Putin put his nuclear forces on high alert a few days after the invasion. He said that his Western enemies had made "aggressive statements."
A month later, a Kremlin spokesman named Dmitry Peskov defended Russia's plan to use nuclear weapons if it thinks its survival is at risk.
In April, Russia carried out a planned test of a new type of intercontinental ballistic missile. Then, media run by the government made fun of the West by saying they would nuke New York.
Antonio Guterres, the Secretary-General of the United Nations, said that Monday's meeting was happening "at a time when the risks of proliferation are growing and safeguards to stop escalation are weakening."
"And when nuclear crises like those in the Middle East, on the Korean Peninsula, and in Ukraine are getting worse," he said.
He said that because of these wars, "one misunderstanding or mistake is all it would take to destroy humanity with nuclear weapons."
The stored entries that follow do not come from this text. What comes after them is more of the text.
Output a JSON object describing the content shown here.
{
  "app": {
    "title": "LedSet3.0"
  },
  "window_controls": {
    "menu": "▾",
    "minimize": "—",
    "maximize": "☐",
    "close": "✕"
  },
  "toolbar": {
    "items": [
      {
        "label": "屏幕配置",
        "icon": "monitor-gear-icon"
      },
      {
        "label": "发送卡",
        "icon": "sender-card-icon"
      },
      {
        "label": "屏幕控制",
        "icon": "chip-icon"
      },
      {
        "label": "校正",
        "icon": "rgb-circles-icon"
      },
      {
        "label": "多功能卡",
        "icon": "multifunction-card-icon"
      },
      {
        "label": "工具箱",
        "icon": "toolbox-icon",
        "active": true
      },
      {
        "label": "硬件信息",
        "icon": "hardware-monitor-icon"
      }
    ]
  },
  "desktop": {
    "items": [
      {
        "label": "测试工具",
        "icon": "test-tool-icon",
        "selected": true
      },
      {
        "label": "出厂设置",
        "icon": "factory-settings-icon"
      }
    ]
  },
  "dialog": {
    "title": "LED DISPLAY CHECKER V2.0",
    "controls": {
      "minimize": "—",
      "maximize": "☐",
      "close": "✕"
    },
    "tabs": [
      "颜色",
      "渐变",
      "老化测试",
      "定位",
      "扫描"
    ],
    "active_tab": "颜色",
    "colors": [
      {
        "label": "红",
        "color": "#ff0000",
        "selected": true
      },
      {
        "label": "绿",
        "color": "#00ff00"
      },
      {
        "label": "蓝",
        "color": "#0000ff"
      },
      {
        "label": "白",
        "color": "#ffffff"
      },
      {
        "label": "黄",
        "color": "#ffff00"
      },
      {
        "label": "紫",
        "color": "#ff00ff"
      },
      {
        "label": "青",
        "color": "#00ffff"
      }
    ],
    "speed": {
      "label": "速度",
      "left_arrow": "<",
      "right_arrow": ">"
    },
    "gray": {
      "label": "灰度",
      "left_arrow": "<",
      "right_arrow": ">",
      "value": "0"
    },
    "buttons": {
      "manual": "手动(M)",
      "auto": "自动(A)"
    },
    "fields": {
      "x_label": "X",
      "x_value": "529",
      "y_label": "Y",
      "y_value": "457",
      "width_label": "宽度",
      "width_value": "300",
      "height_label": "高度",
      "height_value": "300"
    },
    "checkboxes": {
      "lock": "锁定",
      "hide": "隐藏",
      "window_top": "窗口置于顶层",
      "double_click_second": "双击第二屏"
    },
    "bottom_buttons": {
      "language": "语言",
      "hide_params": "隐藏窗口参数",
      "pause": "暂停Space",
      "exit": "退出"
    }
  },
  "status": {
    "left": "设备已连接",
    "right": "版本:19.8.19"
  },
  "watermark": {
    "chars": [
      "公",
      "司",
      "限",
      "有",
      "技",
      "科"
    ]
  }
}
Guterres told the politicians and diplomats in the room, "Future generations are counting on you to step back from the edge." "Now is our chance to pass this important test and end the threat of nuclear war for good."
The non-proliferation treaty has been signed by 190 countries. Under the terms of the agreement, the five original nuclear powers—the US, the UK, China, Russia, and France—are supposed to talk about getting rid of their nuclear weapons.
Powers with nukes India, Pakistan, and North Korea are not part of the treaty because they did not sign it. Israel isn't either, even though most people think it has a nuclear arsenal that it doesn't admit to.